I then left for another 2 hours but it seemed to me that the fish was not going to rehydrate any further.

Any tips?

Edited by Lyrrad on 01/12/2009 09:44:34 MST.

Denis Hazlewood
(redleader) - MLife

Locale: Luxury-Light Luke on the Llano Azul
Re: re: Dehydrating White Fish on 01/12/2009 10:10:29 MST Print View

Add salt, garlic and your choice of spices. You've now got nice fish jerkey. It's probably the best you'll get from dehydeating fish. In my experience even cooking dried fish, as in stews, you never get the same fish as you would with fresh or frozen. It's the nature of the beast.

Sarah Kirkconnell
(sarbar) - F

Locale: In the shadow of Mt. Rainier
You can on 01/12/2009 12:26:11 MST Print View

Actually over dehydrate food :-( Some vegetables, fruit can get baked to the point that rehydration is never quite right. As well, pasta sauces with corn syrup added can get "burnt" while drying (corn syrup makes it hard to dry).
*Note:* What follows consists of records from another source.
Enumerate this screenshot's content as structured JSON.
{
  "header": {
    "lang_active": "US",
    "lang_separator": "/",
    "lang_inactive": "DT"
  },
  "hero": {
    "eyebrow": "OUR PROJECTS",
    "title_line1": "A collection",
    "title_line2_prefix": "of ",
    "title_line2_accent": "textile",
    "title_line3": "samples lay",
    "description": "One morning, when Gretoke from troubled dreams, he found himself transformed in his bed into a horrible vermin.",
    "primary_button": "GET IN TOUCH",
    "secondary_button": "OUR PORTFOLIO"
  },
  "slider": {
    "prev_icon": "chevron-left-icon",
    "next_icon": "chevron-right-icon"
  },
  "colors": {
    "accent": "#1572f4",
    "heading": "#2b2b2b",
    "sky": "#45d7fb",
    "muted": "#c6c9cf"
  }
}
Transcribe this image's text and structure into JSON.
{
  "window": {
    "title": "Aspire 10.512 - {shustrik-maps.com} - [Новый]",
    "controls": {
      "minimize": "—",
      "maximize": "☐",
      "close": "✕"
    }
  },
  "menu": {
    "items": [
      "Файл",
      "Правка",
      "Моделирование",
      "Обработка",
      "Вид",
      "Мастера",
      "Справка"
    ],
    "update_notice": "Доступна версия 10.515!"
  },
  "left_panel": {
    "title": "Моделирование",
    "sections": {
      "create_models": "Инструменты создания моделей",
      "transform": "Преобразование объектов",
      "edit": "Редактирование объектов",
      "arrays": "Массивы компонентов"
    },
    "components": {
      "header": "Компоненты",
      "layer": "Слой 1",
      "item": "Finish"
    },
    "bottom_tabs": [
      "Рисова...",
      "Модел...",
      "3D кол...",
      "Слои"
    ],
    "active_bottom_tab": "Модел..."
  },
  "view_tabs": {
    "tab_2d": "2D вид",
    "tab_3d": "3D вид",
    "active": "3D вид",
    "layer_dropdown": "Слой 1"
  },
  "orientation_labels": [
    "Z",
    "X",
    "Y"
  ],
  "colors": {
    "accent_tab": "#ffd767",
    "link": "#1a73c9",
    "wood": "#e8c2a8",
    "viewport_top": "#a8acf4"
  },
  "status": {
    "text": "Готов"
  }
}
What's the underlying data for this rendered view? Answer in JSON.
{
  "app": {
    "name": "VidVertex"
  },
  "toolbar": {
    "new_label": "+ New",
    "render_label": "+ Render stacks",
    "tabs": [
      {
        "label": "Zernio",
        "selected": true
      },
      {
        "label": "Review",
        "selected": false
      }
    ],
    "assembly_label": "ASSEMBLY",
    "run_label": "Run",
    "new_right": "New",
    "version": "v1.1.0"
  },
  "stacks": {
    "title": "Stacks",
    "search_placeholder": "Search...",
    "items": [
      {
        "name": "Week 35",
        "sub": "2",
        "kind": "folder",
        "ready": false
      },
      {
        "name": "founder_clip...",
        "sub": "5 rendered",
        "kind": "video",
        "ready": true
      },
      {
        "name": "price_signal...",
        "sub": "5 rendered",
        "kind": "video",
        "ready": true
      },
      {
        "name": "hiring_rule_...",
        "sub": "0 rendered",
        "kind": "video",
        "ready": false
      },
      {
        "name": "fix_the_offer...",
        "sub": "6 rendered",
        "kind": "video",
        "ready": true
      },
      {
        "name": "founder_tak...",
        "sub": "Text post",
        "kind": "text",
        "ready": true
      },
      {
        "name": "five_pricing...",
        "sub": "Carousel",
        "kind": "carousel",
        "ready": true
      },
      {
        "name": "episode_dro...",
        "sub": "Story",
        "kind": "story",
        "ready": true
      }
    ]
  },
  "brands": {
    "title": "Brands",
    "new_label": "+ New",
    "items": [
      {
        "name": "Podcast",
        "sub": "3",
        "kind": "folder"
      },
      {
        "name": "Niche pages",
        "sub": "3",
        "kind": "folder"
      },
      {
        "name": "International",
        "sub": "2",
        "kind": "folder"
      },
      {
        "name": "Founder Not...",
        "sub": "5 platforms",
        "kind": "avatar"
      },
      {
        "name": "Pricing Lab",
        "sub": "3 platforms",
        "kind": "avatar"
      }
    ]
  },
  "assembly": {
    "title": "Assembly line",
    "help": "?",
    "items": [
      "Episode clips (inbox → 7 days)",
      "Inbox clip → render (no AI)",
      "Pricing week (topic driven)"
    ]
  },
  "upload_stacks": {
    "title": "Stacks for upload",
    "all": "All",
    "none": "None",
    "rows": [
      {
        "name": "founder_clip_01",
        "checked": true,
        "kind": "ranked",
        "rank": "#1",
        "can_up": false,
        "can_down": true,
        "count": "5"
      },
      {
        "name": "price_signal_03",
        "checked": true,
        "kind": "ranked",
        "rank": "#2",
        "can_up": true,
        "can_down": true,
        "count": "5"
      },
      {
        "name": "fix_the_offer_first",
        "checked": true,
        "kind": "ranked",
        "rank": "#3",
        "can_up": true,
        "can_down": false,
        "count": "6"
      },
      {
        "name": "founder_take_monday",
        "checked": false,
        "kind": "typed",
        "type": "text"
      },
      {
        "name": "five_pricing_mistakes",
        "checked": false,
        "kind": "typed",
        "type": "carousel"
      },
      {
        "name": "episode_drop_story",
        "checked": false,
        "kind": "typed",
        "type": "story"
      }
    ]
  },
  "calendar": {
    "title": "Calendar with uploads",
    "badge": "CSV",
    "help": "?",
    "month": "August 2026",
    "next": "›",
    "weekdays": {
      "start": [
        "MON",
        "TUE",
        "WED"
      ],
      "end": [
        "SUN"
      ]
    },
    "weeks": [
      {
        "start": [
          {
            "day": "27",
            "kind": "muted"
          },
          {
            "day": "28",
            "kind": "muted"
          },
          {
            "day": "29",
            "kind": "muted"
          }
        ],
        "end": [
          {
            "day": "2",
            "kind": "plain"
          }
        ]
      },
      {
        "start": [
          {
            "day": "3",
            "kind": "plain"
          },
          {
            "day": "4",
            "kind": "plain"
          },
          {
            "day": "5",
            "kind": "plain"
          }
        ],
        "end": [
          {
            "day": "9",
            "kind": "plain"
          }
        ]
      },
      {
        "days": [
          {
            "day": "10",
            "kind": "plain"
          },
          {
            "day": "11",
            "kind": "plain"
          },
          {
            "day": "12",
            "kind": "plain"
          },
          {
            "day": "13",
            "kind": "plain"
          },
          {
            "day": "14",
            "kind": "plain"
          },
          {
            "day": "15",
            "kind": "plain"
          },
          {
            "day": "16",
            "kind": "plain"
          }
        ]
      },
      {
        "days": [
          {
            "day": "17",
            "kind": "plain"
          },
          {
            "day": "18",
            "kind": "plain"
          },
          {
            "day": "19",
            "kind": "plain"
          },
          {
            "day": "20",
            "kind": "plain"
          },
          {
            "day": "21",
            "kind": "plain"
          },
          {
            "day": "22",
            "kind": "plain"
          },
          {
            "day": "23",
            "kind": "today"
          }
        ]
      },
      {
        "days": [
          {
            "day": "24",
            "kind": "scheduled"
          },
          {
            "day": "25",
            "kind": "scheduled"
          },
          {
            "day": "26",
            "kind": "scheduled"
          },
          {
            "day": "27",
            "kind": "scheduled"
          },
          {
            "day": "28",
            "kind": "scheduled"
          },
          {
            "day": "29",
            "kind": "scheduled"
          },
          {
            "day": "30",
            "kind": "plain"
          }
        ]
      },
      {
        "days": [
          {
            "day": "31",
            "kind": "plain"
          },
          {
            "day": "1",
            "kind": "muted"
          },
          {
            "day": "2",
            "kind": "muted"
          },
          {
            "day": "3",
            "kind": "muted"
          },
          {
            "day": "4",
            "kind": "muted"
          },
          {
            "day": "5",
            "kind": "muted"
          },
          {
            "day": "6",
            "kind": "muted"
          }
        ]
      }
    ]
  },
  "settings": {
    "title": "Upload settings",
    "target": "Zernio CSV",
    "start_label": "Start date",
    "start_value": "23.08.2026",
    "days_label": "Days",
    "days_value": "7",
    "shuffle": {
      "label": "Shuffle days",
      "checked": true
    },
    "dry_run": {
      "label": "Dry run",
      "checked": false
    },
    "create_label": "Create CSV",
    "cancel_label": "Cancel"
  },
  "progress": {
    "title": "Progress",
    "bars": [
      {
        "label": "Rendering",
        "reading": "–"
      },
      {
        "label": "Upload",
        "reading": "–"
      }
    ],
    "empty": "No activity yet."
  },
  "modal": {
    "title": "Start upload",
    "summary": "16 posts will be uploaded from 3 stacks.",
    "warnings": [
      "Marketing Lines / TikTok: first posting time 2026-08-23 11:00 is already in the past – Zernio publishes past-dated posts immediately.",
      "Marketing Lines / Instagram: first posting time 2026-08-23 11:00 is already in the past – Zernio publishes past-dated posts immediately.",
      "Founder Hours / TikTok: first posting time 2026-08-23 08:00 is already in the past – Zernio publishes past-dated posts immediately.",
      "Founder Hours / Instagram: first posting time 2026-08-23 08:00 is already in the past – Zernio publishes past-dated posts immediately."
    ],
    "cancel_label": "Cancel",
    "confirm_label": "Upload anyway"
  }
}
The only fish I have dried was salmon and tuna - I never could take the smell it produced while drying.

Patrick Matte
(JPMatte)

Locale: N. Georgia
fish on 01/13/2009 09:48:05 MST Print View

Get a smoker and then you'll have smoke salmon.
Patrick

John Sixbey
(Wolfeye) - F
my experience on 02/14/2009 17:10:22 MST Print View

When I grew up, my famly would catch & dehydrate several gallons of fish every year. Salmon usually turns out tough, while halibut comes out flakey. It depends a little on the direction you cut the strips, too. The old tribal way of eating it was to let it rehydrate for a full day & then cook it, but we'd just eat it like jerky or dip it in melted fish oil.

Salmon will turn out less tough if you soak it in something for a few hours first, then dehydrate it; I don't remember my family's old recipe, but I think it was based on soy sauce, honey, and black pepper. It doesn't *quite* get as dry as it normally would, so we'd freeze it afterwards. It tastes better than any jerky I've ever bought at the store.

You can also make "half-dry". Cut the fish so it's still thick, smoke it until the outer half gets dry but the inside is still moist, then store it in the freezer. Then you just thaw it when you want it, and cook it like a salmon fillet.